The 1912 wooden train from Palma to Sóller is the island's best half-day logistics: an hour of mahogany carriages, orange groves and thirteen tunnels through the Tramuntana, then the rattling vintage tram down to Port de Sóller's horseshoe bay. Around €25 return for the train, tram extra. Go early (the 10:10 fills), swim at the port, eat an orange-everything lunch — Sóller's valley grew rich on citrus — and consider the bus back via Deià and Valldemossa to close the loop:

  • Deià — the honey-stone village where Robert Graves wrote; walk down the ravine to Cala Deià and eat grilled fish on the rocks at the boat-shed restaurant the whole island books ahead.
  • Valldemossa — Chopin and George Sand's monastery winter of 1838, told in every gift shop; buy the coca de patata bun, skip the third souvenir lap.

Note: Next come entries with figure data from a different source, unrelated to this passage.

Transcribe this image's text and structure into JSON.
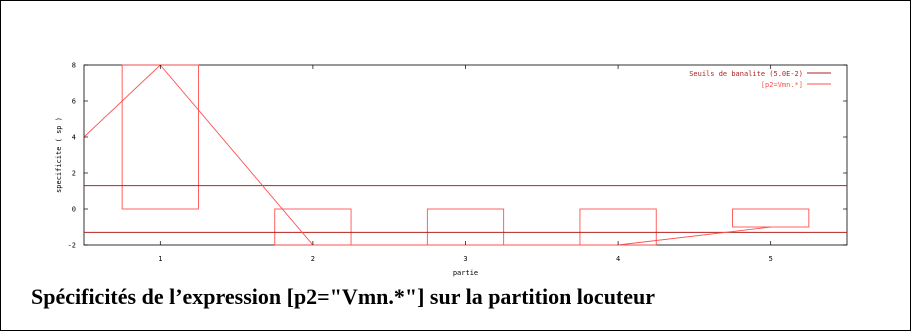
{
  "caption": "Spécificités de l’expression [p2=\"Vmn.*\"] sur la partition locuteur",
  "chart_data": {
    "type": "bar",
    "xlabel": "partie",
    "ylabel": "specificite ( sp )",
    "xlim": [
      0.5,
      5.5
    ],
    "ylim": [
      -2,
      8
    ],
    "xticks": [
      1,
      2,
      3,
      4,
      5
    ],
    "yticks": [
      -2,
      0,
      2,
      4,
      6,
      8
    ],
    "legend_position": "top-right",
    "legend": [
      {
        "label": "Seuils de banalite (5.0E-2)",
        "color": "#b22222"
      },
      {
        "label": "[p2=Vmn.*]",
        "color": "#ff5050"
      }
    ],
    "thresholds": [
      1.3,
      -1.3
    ],
    "bars": {
      "categories": [
        1,
        2,
        3,
        4,
        5
      ],
      "values": [
        8,
        -2,
        -2,
        -2,
        -1
      ],
      "color": "#ff5050"
    },
    "line": {
      "x": [
        0.5,
        1,
        2,
        3,
        4,
        5
      ],
      "y": [
        4,
        8,
        -2,
        -2,
        -2,
        -1
      ],
      "color": "#ff5050"
    }
  }
}
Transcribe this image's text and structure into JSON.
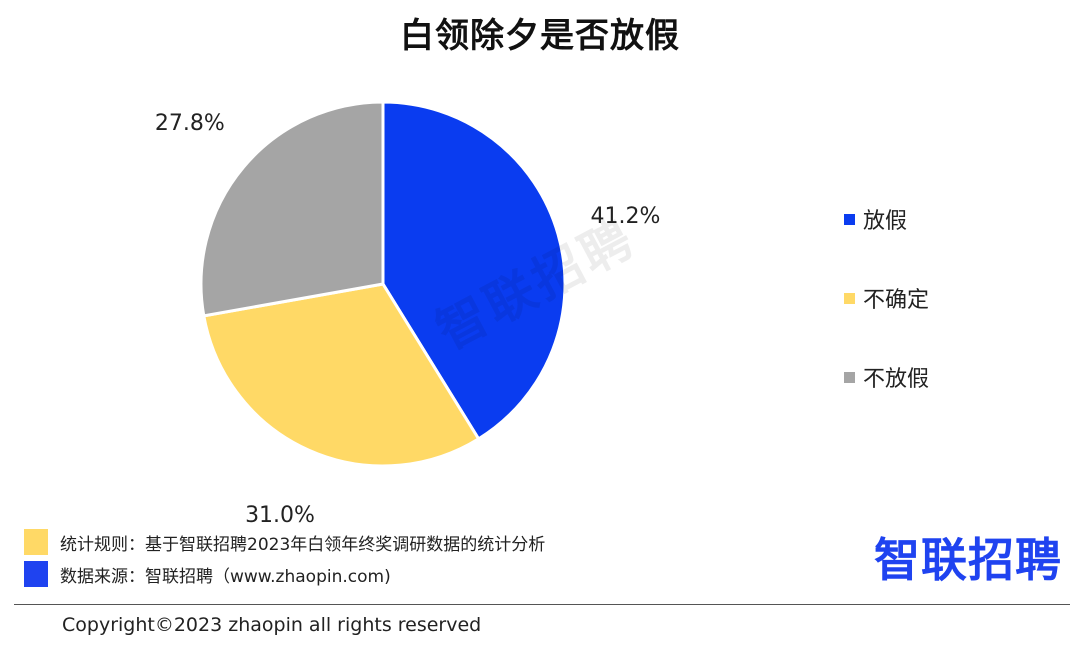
{
  "title": "白领除夕是否放假",
  "watermark": "智联招聘",
  "chart_data": {
    "type": "pie",
    "title": "白领除夕是否放假",
    "slices": [
      {
        "name": "放假",
        "value": 41.2,
        "label": "41.2%",
        "color": "#0a3cf0"
      },
      {
        "name": "不确定",
        "value": 31.0,
        "label": "31.0%",
        "color": "#ffd966"
      },
      {
        "name": "不放假",
        "value": 27.8,
        "label": "27.8%",
        "color": "#a5a5a5"
      }
    ],
    "start": "12 o'clock",
    "direction": "clockwise",
    "legend_position": "right"
  },
  "notes": [
    {
      "text": "统计规则：基于智联招聘2023年白领年终奖调研数据的统计分析",
      "color": "#ffd966"
    },
    {
      "text": "数据来源：智联招聘（www.zhaopin.com)",
      "color": "#1f43f0"
    }
  ],
  "brand": "智联招聘",
  "brand_color": "#1f43f0",
  "copyright": "Copyright©2023 zhaopin all rights reserved"
}
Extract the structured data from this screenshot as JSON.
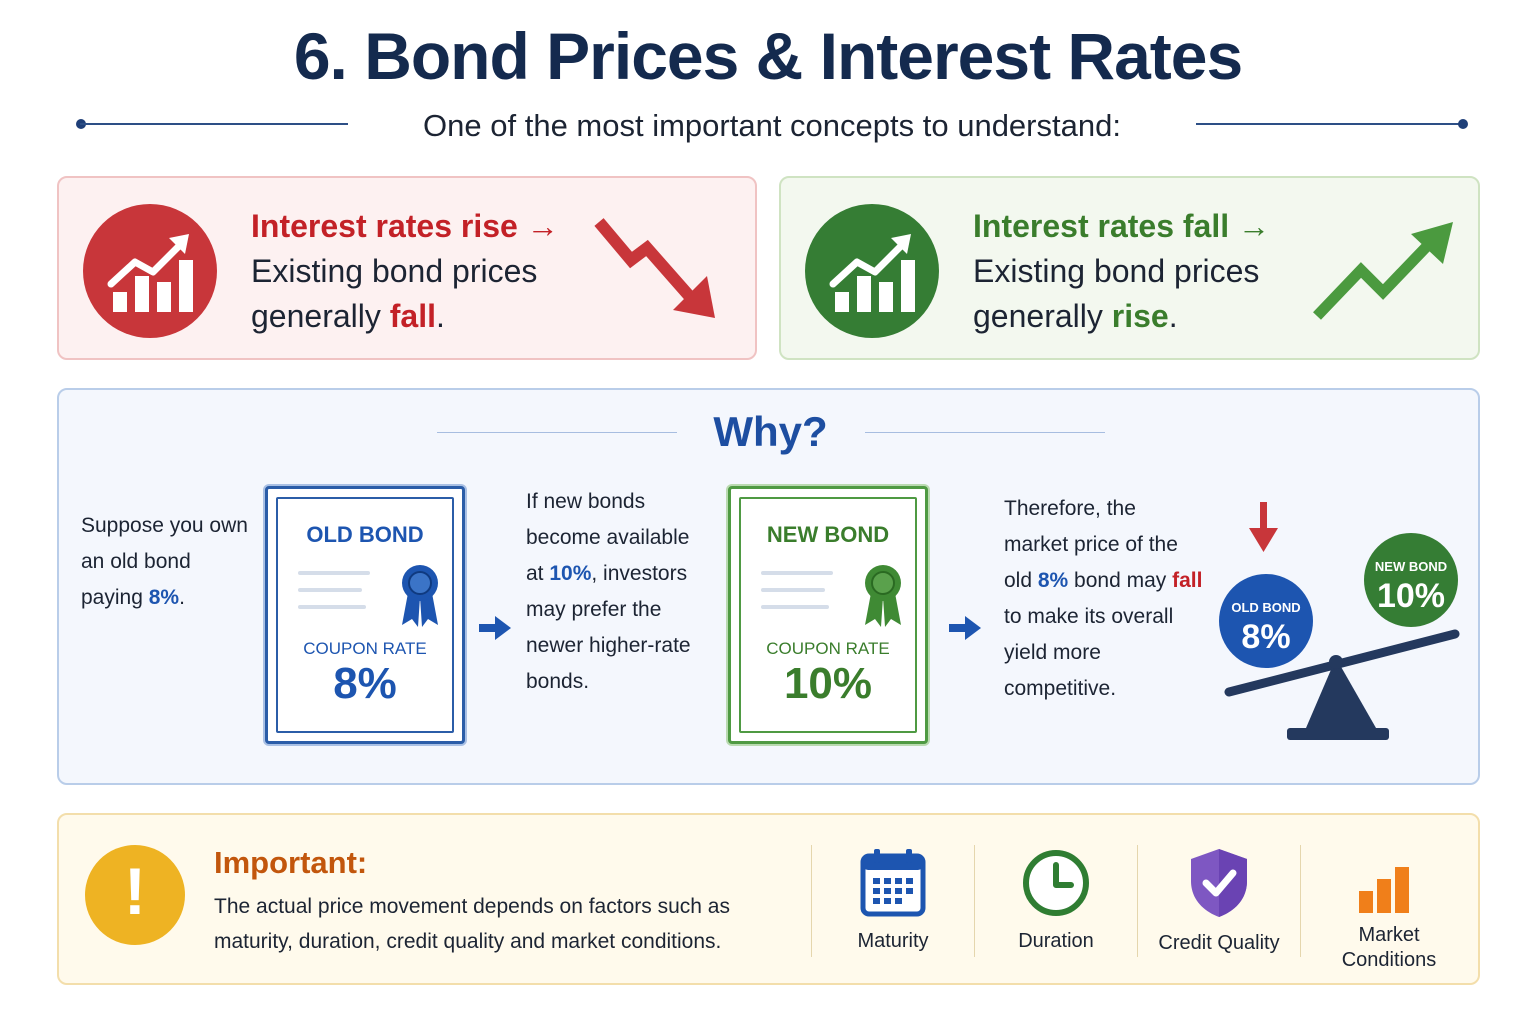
{
  "header": {
    "title": "6. Bond Prices & Interest Rates",
    "subtitle": "One of the most important concepts to understand:"
  },
  "cards": {
    "rise": {
      "head": "Interest rates rise →",
      "line1": "Existing bond prices",
      "line2_prefix": "generally ",
      "keyword": "fall",
      "suffix": ".",
      "color": "#c8363a"
    },
    "fall": {
      "head": "Interest rates fall →",
      "line1": "Existing bond prices",
      "line2_prefix": "generally ",
      "keyword": "rise",
      "suffix": ".",
      "color": "#357d34"
    }
  },
  "why": {
    "title": "Why?",
    "step1": {
      "l1": "Suppose you own",
      "l2": "an old bond",
      "l3_prefix": "paying ",
      "l3_value": "8%",
      "l3_suffix": "."
    },
    "old_bond": {
      "title": "OLD BOND",
      "label": "COUPON RATE",
      "rate": "8%"
    },
    "step2": {
      "l1": "If new bonds",
      "l2": "become available",
      "l3_prefix": "at ",
      "l3_value": "10%",
      "l3_suffix": ", investors",
      "l4": "may prefer the",
      "l5": "newer higher-rate",
      "l6": "bonds."
    },
    "new_bond": {
      "title": "NEW BOND",
      "label": "COUPON RATE",
      "rate": "10%"
    },
    "step3": {
      "l1": "Therefore, the",
      "l2": "market price of the",
      "l3_prefix": "old ",
      "l3_value": "8%",
      "l3_mid": " bond may ",
      "l3_keyword": "fall",
      "l4": "to make its overall",
      "l5": "yield more",
      "l6": "competitive."
    },
    "scale": {
      "old": {
        "label": "OLD BOND",
        "value": "8%"
      },
      "new": {
        "label": "NEW BOND",
        "value": "10%"
      }
    }
  },
  "important": {
    "title": "Important:",
    "line1": "The actual price movement depends on factors such as",
    "line2": "maturity, duration, credit quality and market conditions.",
    "factors": [
      {
        "label": "Maturity",
        "icon": "calendar-icon"
      },
      {
        "label": "Duration",
        "icon": "clock-icon"
      },
      {
        "label": "Credit Quality",
        "icon": "shield-check-icon"
      },
      {
        "label": "Market",
        "label2": "Conditions",
        "icon": "bar-chart-icon"
      }
    ]
  }
}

The beaches, ranked honestly

Palma's own city beach (Can Pere Antoni) is fine for a morning swim, no more. The real targets:

  • Es Trenc — 2 km of white sand and shallow turquoise in the undeveloped south, the island's Caribbean impersonation. Park at Ses Covetes (paid, fills by 10:30 in summer) or come at 16:00 when the light goes gold and the crowd thins.
  • Illetes — the closest proper cove chain, 20 minutes west by bus 4; pines, clear water, beach clubs.
  • Cala Pi, Cala Mondragó, Caló des Moro — the postcard coves of the south and east. Caló des Moro is the Instagram one: 40 m of perfection holding 400 people by noon. Go at 08:00 or pick Mondragó's nature-park calm instead.
  • Formentor — the wild north peninsula; in summer the access road closes to private cars at peak hours, so use the shuttle bus from Port de Pollença or the boat. Worth the logistics.

What to eat

Mallorca has its own pantry: ensaimada (the spiral lard pastry — buy from Horno Santo Cristo, baking since 1910, and carry the octagonal box home like the locals on every flight), sobrasada (spreadable paprika sausage, best on warm bread with honey), tumbet, frito mallorquín, and the market fish.

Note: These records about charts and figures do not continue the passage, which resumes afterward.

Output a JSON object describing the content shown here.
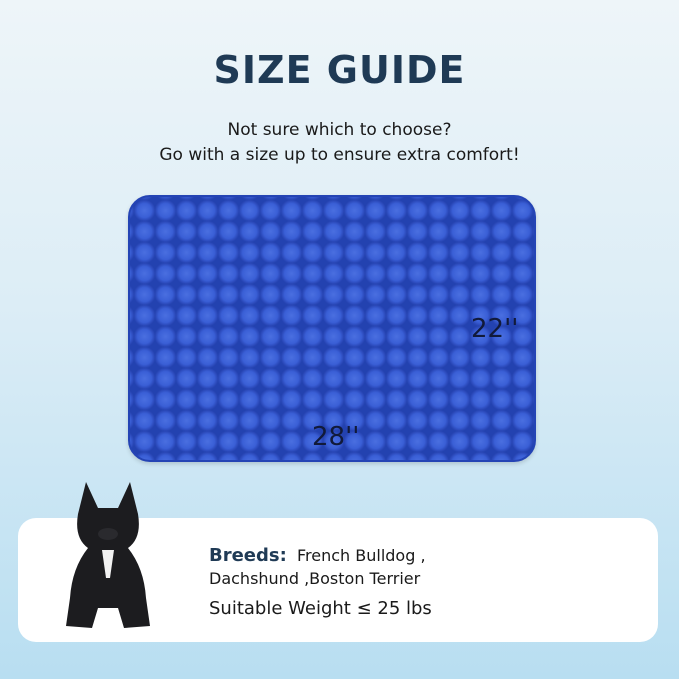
{
  "title": "SIZE GUIDE",
  "subtitle": [
    "Not sure which to choose?",
    "Go with a size up to ensure extra comfort!"
  ],
  "product": {
    "color": "#2f52c9",
    "height_label": "22''",
    "width_label": "28''"
  },
  "info": {
    "breeds_label": "Breeds:",
    "breeds_line1": "French Bulldog ,",
    "breeds_line2": "Dachshund ,Boston Terrier",
    "weight": "Suitable Weight ≤ 25 lbs"
  }
}
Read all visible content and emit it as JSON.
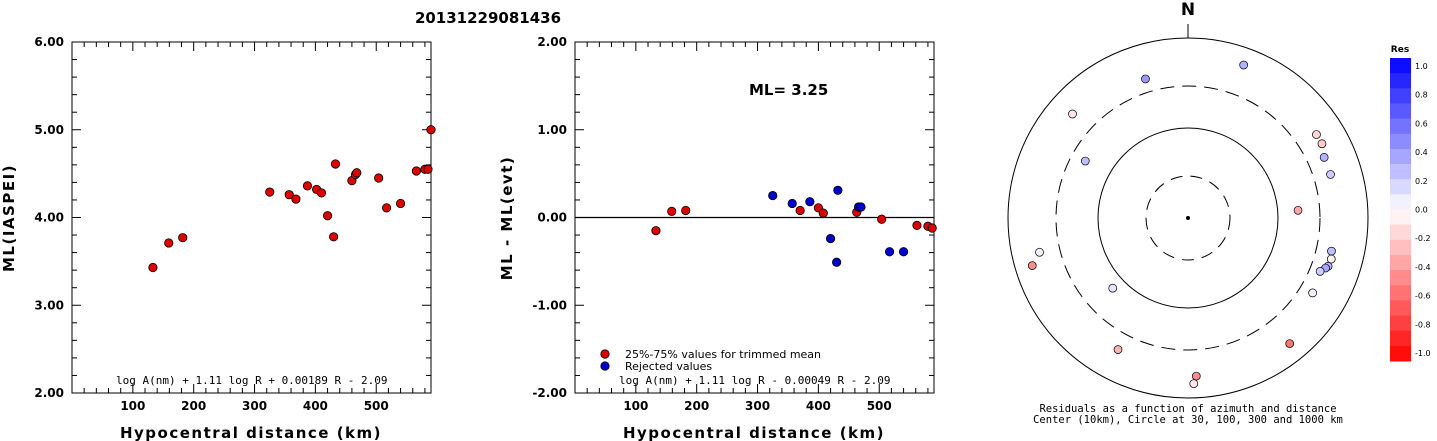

  • Ca'n Joan de s'Aigo — since 1700, the hot-chocolate-and-almond-ice-cream institution. Go at merienda hour, stand the queue.
  • Mercat de Santa Catalina — the eating market: oyster stalls, vermut counters, lunch menus around the edges.
  • Casa Maruka — Mallorcan home cooking done seriously; the slow-cooked dishes the grandmothers stopped making at home. €30–40.
  • Marc Fosh — the Michelin-starred tasting menu in a 17th-century convent, and by starred standards a bargain at lunch. Around €90.

Practical notes

  • Getting around: TIB buses reach most of the island; trains run to Sóller (vintage) and Inca/Manacor (modern). The car is for cove-hunting days only.
  • Crowds calendar: the island hosts 12 million-plus visitors a year, overwhelmingly June–September. May and October feel like a different, better island.
  • Sea honesty: 19°C in May — brisk first swim; 25–26°C in September — the year's best.
  • The German question: parts of the island (Playa de Palma, Port d'Andratx) run on German tourism; the old town and Santa Catalina don't. Pick accordingly.

The summary

Base in the old town or Santa Catalina, four to six nights. One Sóller train day with the Deià–Valldemossa loop, one rental-car cove day ending at Es Trenc for the late light, one full city day for the cathedral (morning sun through the rose window), the patios and the market. Eat the ensaimada standing up and the long lunch sitting down. May, June, September, October. Palma is what the Mediterranean city break looked like before the word "city break" cheapened it.